Les Haut-Conteurs – La Voix des rois

Les Haut-Conteurs
Olivier Peru et Patrick Mc Spare
T.1 La Voix des rois
Pocket

Intégrale Haut-Conteurs Olivier Peru Patrick Mc Spare
Ces livres sont posés sur… ben rien en fait. Magie.

Première partie d’une chronique en deux temps pour Les Haut-Conteurs. Tome 1 détaillé et vue d’ensemble pour les suivants, histoire d’éviter les redites d’éléments communs (comme j’avais fait pour Série B de Marc Falvo et Felicity Atcock de Sophie Jomain).

J’imagine d’ici Patrick Mc Spare bondir en voyant son nom en tête de chronique. “Nan mais Fred, le tome 1, je ne l’ai pas écrit, c’est Olivier Peru tout seul”, qu’il va me dire de sa voix (de roi) suave et rocailleuse. C’est vrai. Mc Spare intervient à partir du deuxième volume. Pour le détail de la répartition des tâches, je te renvoie à Les Haut-Conteurs Origines. Toujours est-il que si on prend la série dans sa globalité, faut mettre les deux noms, donc je les mets et c’est comme ça (d’ailleurs, astuce, je les ai casés entre le titre de la série et celui du roman). Après, reste toujours l’option de ramener des témoins pour régler l’affaire en champ clos au petit matin, j’ai encore de la place sur mon mur pour empailler quelques têtes.

Qui sont ces Haut-Conteurs ? Des hommes et femmes qui sillonnent le monde pour raconter des histoires. Reconnaissables à leur cape pourpre, les Conteurs sont des genres de ménestrels slash bardes slash aèdes slash troubadours, les grelots aux pompes et la balisette en moins. Vecteurs de la tradition orale, ils transmettent des récits édifiants via la “Voix des rois”, technique mystique qui fait autant appel aux exercices de diction qu’à la magie du verbe.
Au XIIe siècle, l’itinérance est synonyme d’aventures, le monde de l’époque n’étant pas de tout repos. Les Haut-Parleurs se sont lancés dans la quête du mégaphone du Livre des peurs. Le titre annonce la couleur (pourpre) : point de quêtouse pépère, il faudra affronter du danger, des ennemis et même des monstres, la saga relèvant de la fantasy historique.
(Et là je viens de paraphraser ma présentation des Haut-Conteurs Origines, encore heureux que l’objectif était d’éviter les redites…. À la différence des paraphrases de mes chroniques que je croise ici ou là, celle-ci aura au moins le mérite d’être bien faite.)

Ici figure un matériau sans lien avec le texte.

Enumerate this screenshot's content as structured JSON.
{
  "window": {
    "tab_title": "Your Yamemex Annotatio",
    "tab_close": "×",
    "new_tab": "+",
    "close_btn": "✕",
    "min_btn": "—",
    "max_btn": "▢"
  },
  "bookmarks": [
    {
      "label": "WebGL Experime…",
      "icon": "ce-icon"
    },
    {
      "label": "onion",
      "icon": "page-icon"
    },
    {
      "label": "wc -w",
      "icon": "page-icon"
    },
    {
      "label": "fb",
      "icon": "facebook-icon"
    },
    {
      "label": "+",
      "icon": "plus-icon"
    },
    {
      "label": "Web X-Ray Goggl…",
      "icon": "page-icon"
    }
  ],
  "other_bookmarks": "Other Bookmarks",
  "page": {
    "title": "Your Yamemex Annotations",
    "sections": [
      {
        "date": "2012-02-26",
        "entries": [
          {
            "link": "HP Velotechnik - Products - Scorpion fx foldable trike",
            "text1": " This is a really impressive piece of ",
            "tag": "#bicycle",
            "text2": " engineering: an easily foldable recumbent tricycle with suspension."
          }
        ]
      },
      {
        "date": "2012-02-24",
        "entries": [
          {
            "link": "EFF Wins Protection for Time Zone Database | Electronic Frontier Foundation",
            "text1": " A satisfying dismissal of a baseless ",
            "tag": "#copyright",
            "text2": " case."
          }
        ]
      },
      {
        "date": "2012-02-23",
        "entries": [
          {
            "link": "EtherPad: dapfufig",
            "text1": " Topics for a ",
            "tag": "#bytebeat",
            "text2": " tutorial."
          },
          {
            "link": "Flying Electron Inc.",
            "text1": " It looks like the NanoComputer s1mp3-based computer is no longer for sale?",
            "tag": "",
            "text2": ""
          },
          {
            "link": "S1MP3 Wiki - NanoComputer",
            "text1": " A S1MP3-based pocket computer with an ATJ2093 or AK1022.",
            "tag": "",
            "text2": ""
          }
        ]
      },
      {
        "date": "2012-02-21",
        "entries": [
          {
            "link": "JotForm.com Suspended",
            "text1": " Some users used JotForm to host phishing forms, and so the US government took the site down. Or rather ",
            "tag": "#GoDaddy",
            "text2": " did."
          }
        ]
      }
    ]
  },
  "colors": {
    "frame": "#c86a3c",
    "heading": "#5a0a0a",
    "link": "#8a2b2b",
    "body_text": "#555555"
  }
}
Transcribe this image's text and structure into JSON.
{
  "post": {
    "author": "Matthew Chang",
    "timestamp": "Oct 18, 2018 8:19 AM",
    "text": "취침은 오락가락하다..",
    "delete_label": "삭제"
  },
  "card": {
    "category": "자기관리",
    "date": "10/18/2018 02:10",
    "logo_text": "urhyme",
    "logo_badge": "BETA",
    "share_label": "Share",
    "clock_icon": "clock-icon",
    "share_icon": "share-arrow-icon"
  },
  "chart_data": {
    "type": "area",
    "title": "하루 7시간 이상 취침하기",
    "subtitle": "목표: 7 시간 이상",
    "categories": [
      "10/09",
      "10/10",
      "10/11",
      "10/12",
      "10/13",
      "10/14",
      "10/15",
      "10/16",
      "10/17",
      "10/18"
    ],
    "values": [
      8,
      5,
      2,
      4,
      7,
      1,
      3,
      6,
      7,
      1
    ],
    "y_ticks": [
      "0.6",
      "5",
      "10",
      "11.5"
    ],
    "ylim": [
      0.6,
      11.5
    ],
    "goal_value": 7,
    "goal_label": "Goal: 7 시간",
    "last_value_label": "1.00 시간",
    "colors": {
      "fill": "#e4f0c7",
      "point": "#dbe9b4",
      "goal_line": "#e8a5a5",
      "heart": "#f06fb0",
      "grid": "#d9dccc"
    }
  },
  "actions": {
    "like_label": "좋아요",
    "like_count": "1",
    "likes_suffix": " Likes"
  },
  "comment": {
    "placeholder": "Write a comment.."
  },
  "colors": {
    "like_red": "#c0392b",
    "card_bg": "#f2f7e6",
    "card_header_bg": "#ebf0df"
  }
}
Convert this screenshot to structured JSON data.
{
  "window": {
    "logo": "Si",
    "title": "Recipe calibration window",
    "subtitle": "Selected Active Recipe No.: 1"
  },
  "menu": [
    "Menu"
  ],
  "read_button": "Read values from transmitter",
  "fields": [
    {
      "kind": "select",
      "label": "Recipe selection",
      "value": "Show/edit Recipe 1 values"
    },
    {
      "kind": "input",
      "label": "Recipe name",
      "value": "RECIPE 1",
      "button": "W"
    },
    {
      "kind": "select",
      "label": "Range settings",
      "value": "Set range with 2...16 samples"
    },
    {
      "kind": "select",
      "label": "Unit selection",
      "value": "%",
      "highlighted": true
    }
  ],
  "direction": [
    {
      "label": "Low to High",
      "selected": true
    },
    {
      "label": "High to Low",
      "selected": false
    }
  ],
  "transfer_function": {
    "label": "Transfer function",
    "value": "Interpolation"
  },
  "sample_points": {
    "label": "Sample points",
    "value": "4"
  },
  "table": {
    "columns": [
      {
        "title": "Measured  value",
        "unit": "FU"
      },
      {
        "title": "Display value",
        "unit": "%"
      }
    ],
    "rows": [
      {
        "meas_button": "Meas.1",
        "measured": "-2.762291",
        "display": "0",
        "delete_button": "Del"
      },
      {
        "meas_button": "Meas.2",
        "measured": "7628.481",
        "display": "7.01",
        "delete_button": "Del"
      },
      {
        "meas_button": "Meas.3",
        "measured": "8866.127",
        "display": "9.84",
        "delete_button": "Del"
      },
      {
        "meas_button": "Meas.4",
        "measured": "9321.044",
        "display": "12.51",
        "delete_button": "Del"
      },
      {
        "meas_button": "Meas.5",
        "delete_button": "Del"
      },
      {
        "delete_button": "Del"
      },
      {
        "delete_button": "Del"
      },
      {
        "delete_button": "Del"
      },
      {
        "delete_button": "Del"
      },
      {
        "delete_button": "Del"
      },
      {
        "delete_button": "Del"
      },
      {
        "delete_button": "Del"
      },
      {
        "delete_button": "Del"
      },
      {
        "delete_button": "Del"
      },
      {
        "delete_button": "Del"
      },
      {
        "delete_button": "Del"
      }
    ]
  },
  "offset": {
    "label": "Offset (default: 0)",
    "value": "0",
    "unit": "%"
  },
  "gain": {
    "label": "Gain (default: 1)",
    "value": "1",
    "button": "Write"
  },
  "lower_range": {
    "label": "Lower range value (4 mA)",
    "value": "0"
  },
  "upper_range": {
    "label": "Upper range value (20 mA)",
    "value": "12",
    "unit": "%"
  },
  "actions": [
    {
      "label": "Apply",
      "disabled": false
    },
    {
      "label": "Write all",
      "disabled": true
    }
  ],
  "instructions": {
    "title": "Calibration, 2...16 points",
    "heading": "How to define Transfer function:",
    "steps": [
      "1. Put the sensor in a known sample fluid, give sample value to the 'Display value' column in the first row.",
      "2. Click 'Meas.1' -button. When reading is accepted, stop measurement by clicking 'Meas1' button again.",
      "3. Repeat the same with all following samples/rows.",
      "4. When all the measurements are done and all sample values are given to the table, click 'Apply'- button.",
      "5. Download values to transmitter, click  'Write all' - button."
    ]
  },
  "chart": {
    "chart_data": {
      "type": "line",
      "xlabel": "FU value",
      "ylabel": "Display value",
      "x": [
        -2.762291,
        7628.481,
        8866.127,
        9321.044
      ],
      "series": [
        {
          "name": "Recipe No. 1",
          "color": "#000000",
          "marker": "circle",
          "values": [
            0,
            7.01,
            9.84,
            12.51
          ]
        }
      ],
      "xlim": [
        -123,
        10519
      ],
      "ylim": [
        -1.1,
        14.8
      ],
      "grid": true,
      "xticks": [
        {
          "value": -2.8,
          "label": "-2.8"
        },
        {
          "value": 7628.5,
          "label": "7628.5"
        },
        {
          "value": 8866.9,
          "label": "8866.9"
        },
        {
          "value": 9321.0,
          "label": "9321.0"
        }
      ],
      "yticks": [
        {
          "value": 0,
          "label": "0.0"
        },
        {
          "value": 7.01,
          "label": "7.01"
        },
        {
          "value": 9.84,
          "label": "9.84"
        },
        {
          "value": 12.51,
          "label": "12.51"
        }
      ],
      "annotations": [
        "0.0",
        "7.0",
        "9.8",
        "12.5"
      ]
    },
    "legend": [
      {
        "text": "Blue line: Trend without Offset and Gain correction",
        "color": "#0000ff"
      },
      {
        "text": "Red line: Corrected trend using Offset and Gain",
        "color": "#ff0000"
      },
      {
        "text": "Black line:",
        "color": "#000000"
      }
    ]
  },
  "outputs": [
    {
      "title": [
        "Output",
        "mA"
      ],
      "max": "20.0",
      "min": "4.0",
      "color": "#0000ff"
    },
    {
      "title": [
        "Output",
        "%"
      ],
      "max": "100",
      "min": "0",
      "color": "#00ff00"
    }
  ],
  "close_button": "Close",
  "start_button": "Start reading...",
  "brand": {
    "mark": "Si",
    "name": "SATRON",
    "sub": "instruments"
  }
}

Dans ce premier tome, on découvre les fameux conteurs. Ceux qui auront commencé comme moi par la préquelle retrouveront Mathilde la Patiente ainsi que Corwyn qui, pour le coup, tient plus du Fumé que du Flamboyant.
Ici, le récit s’articule autour d’un jeune homonyme du loser de Roncevaux : Roland. Un fils d’aubergiste, destiné à reprendre le business famial et pas enchanté par cette perspective, vu qu’il préfèrerait partir à la découverte du monde. You can’t always get what you want, comme l’a chanté un célèbre baron de la drogue britannique. Dans la vraie vie, Roland aurait pris la succession de son paternel et vu son commerce péricliter avant de se pendre à une poutre de la grande salle désertée par les clients. Sauf que Roland ne s’appelle pas Fred le Foireux (de la caste des Bas-Conteurs) et que la série des Haut-Conteurs appartient à la fiction. Roland aura donc droit à l’aventure (sur laquelle je ne m’étendrai pas, elle est racontée dans le bouquin).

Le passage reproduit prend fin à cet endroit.